Alice Moore denounced it all, but the damage was done. The boycott—now indelibly associated with the Klan—fizzled. A student march in favor of the controversial books attracted thousands of supporters. The books remained in schools, though parents had to sign a permission slip for a few of the titles.

The lesson for Moms for Liberty is clear. It is easy to get quick support by standing up for children and parents’ rights. It is simple to spread alarm about teachers as “groomers” and the possibility that white children might feel guilty about racism. But that support can be dangerous.

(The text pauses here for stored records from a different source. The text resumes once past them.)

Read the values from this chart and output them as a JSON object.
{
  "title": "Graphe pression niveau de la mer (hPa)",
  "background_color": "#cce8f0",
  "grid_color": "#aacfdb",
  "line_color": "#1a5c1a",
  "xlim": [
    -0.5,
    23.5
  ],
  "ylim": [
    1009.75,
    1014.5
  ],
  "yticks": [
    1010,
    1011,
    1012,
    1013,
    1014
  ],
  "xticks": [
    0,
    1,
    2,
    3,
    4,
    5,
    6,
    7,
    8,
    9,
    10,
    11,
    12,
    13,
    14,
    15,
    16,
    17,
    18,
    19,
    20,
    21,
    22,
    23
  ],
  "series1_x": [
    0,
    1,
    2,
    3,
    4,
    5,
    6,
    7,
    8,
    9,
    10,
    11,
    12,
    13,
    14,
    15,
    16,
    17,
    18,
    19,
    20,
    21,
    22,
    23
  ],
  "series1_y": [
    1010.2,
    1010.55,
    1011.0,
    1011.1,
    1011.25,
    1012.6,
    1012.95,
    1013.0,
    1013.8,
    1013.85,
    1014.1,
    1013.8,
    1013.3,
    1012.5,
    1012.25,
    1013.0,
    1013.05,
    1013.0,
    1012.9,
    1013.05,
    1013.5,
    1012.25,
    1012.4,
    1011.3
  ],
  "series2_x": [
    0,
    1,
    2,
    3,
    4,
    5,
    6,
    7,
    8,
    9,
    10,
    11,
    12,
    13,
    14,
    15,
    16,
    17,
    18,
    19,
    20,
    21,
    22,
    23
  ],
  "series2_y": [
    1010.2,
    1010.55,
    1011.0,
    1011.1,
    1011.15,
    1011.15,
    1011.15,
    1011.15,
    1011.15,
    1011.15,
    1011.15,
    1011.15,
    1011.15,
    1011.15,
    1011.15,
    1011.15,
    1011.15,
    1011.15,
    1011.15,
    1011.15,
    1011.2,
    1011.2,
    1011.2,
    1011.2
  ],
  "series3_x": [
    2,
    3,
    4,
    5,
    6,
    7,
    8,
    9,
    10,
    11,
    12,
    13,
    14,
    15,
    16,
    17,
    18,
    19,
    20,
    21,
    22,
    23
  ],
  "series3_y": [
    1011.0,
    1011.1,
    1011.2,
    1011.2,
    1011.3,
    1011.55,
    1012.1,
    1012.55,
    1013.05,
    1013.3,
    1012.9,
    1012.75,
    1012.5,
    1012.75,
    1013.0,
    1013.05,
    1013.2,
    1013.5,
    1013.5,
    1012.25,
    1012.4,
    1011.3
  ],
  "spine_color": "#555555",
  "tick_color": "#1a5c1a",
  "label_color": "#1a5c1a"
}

The political dangers have become painfully obvious. Moms for Liberty has always struggled to control its message. One local group in Tennessee embarrassed the organization in 2021 by calling for a ban on a book about seahorses because the book was “too sexy.” More recently, another local chapter infamously quoted Adolf Hitler. The national leadership scrambled to explain the obvious. The quote was not meant to endorse Hitler, but rather to endorse parents’ rights.

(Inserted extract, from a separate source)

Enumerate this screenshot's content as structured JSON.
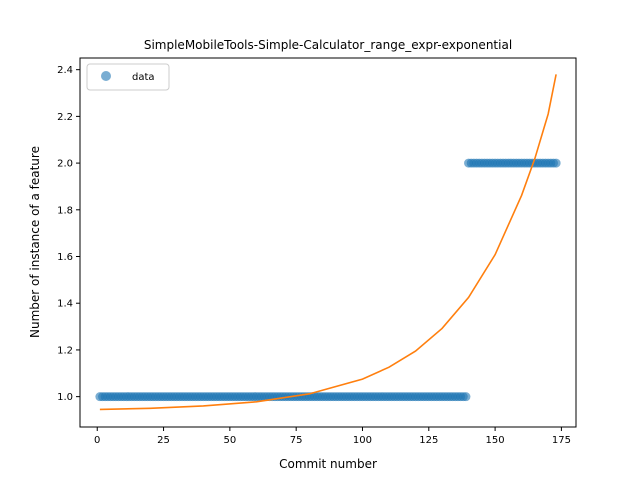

But the backpedaling only underlined the obvious point: The Moms were out of control. It’s not only about embarrassing gaffes. Just as earlier conservative women attracted the support of violent right-wing men, today’s Moms are also supported by militant right-wing groups. At some school board meetings, Moms have been backed up by menacing ranks of Proud Boys. The Proud Boys have threatened and fought with parents for wearing COVID masks or supporting the rights of LGBTQ+ children.

With or without intimidating backup from the Proud Boys or other right-wing organizations, threats have become an ominous part of the Moms’ playbook. Local leaders have been convicted of harassment for threatening their neighbors. As one victim described on the witness stand, a local Mom “said she’d find my family.” In Livingston County, Michigan, the chair of the local Moms chapter made no attempt to soft-pedal her warning. As she told the school board: “We’re coming after you. Take it as a threat. Call the FBI. I don’t care.”

Moms for Liberty has found that, like Alice Moore before them or DAR before that, speaking in the name of “Moms” can lead to rapid growth. But it is frighteningly easy for that growth to spread out of control, making it difficult to avoid violence and the threat of violence.

By maligning schools and smearing teachers as sexual predators, Moms for Liberty is playing with the same ideological dynamite that wreaked havoc in Alice Moore’s Kanawha County. It is terrifyingly easy to predict what’s in store: more violent extremists will heed the Moms’ call to seize control of schools, using whatever means necessary.